This is one in a series of food photo diary posts in which I track my food in pictures. I’m also counting my calories. Read all about it in this post or click here to view my calorie intake in a nifty spreadsheet.
I never really thought of myself as a fat fiend, but since tracking my calories these past few days, I’m kind of surprised by the percentage of my daily calories come from fat. My fat intake is typically over 30%, while the Dietary Reference Intake system recommends I get 20-35% of my calories from fat. Should I worry? I don’t think so. At least not yet. The DRI is not all knowing. And most of my fats come from good things like avocado, olive oil and nuts. I feel like I eat these things in moderation, so why stop now?
I do have one regret, and this points to the crapulence of calorie counting: today I payed too much attention to the numbers. Feeling a little unsure about that fat percentage, and wanting to up my protein, I decided to buy fat free yogurt today. What a mistake. I don’t care what all those fans of Fage 0% Greek yogurt say – this stuff doesn’t hold a candle to the real thing. I don’t like shortcuts when it comes to food, and this is the last one I plan to make. I’d rather have less of the good full fat stuff than more of the lower fat, less tasty stuff, no matter how much protein it packs.

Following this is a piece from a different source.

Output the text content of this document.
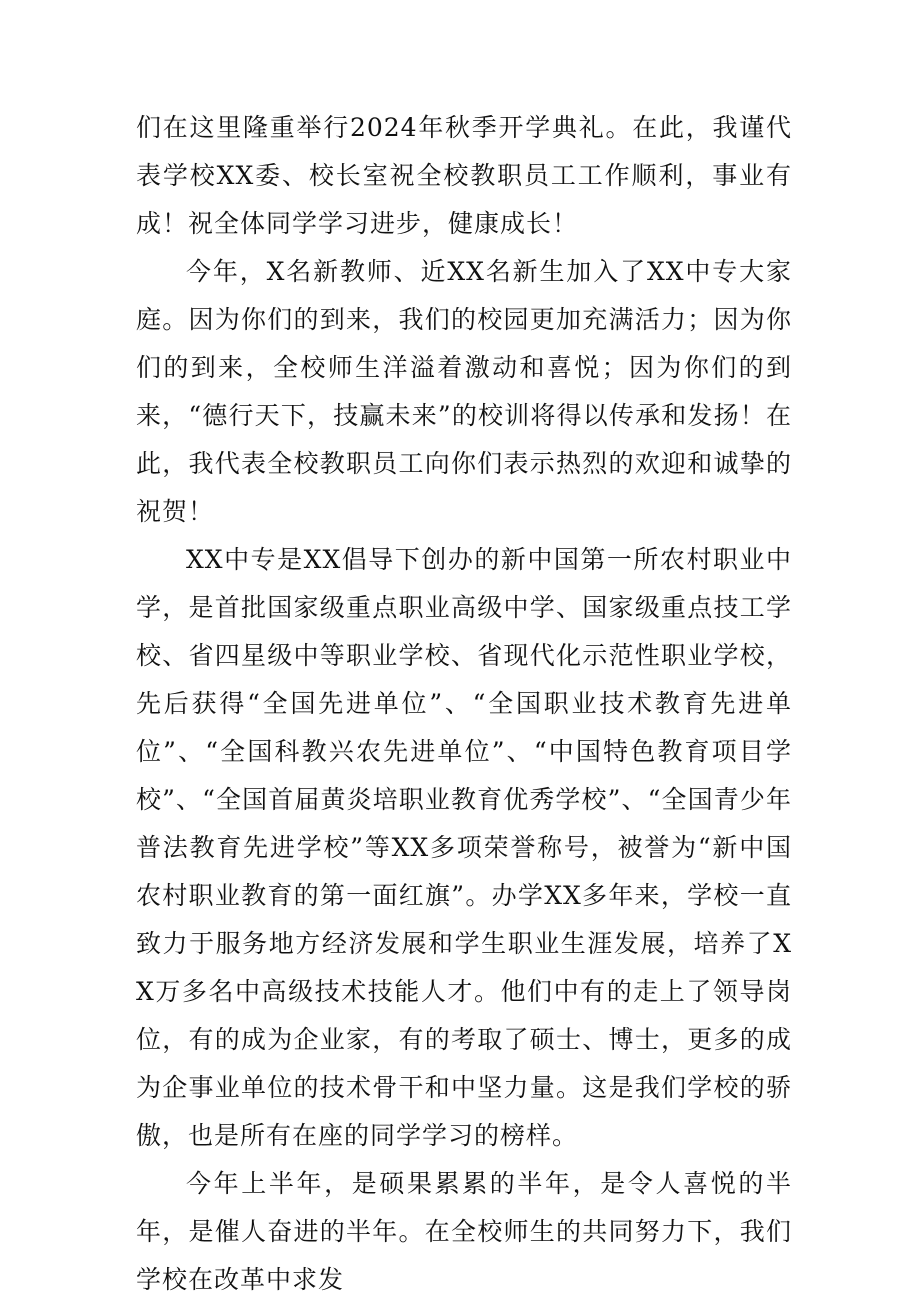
们在这里隆重举行2024年秋季开学典礼。在此，我谨代表学校XX委、校长室祝全校教职员工工作顺利，事业有成！祝全体同学学习进步，健康成长！

今年，X名新教师、近XX名新生加入了XX中专大家庭。因为你们的到来，我们的校园更加充满活力；因为你们的到来，全校师生洋溢着激动和喜悦；因为你们的到来，“德行天下，技赢未来”的校训将得以传承和发扬！在此，我代表全校教职员工向你们表示热烈的欢迎和诚挚的祝贺！

XX中专是XX倡导下创办的新中国第一所农村职业中学，是首批国家级重点职业高级中学、国家级重点技工学校、省四星级中等职业学校、省现代化示范性职业学校，先后获得“全国先进单位”、“全国职业技术教育先进单位”、“全国科教兴农先进单位”、“中国特色教育项目学校”、“全国首届黄炎培职业教育优秀学校”、“全国青少年普法教育先进学校”等XX多项荣誉称号，被誉为“新中国农村职业教育的第一面红旗”。办学XX多年来，学校一直致力于服务地方经济发展和学生职业生涯发展，培养了XX万多名中高级技术技能人才。他们中有的走上了领导岗位，有的成为企业家，有的考取了硕士、博士，更多的成为企事业单位的技术骨干和中坚力量。这是我们学校的骄傲，也是所有在座的同学学习的榜样。

今年上半年，是硕果累累的半年，是令人喜悦的半年，是催人奋进的半年。在全校师生的共同努力下，我们学校在改革中求发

Monday was a bit of a failure on the calorie consumption part… I ended up running a 488 deficit instead of my goal 100 surplus. See, I need that full fat Greek yogurt. How could I ever have doubted this?
Diary for Monday, May 26, 2009
Calories in: 1,897
Calories out: 1,409
Deficit: 488 (whoops)
Breakfast
Bircher muesli with blueberries, bananas and Greek yogurt.
Calories: 340 kCal
Protein: 10 grams
Fat: 10 grams
Carbs: 56 grams
Beverage
Orangina, consumed out of desperate fatigue. Totally unnecessary, but cold.
Calories: 150 kCal
Protein: 0 grams
Fat: 0 grams
Carbs: 39 grams
Walk
A 3-park walk with Tim around Clissold Park. Calories burned: about 300 kCal.
Lunch
Tim’s awesome scrambled egg lunch, with toast, avocado, roasted tomato, and asparagus.
Calories: 338 kCal
Protein: 15 grams
Fat: 18 grams
Carbs: 32 grams
Snack
Chickpea salad with carrots and cucumber.
Calories: 223 kCal
Protein: 8 grams
Fat: 9 grams
Carbs: 29 grams
Dinner
Grilled tofu and veggies with quinoa and salad, followed by an apple for dessert (not shown).
Calories: 357 kCal
Protein: 16 grams
Fat: 14 grams
Carbs: 52 grams
shauna says
I’m so with you on the 0% Fage. WHY GOD WHY is all I can say. The 2% is pretty tasty but the full fat, plaster your walls with it stuff is really the granddaddy of Fage š
Thoroughly enjoying these posts, your photos are so lovely!
Monica Shaw says
Once you go full fat, you can never go back. Or at least I can’t. I’m glad I’m not the only one. Now, what to do with the rest of this 0% yogurt? Smoothies? I have some fresh soured cream in the fridge I might mix with it to make it more like what I’m used to.
Glad you’re enjoying the post, and thanks for the props on the photos!
Emily says
Hello darlin girl! Hope your Memorial day was as fanfreakin relaxing as mine.
I think I could look at your food all day it’s so pretty…
Happy Tuesday!
With Love,
Emily
Monica Shaw says
Thanks, Emily! I DID have a very relaxing Memorial day, er, “Bank Holiday” as they call it here in the UK. But nevertheless, a great weekend overall. Beautiful weather and lots of glorious food. =D
Niclas says
What do you do with the rest of the avocado when you only use two small slices (probably 1/8 of a whole avocado)?
Do you use the food database that you posted about the other day when counting calories? I did a search for sushi in it but when it returned zero results I decided it wasn’t for me.
Sagan says
Mmm chickpea salad.
Everyone’s different- some people need higher fat diets, other people need higher protein or higher carb. I wouldn’t worry if I were you! We all have various needs.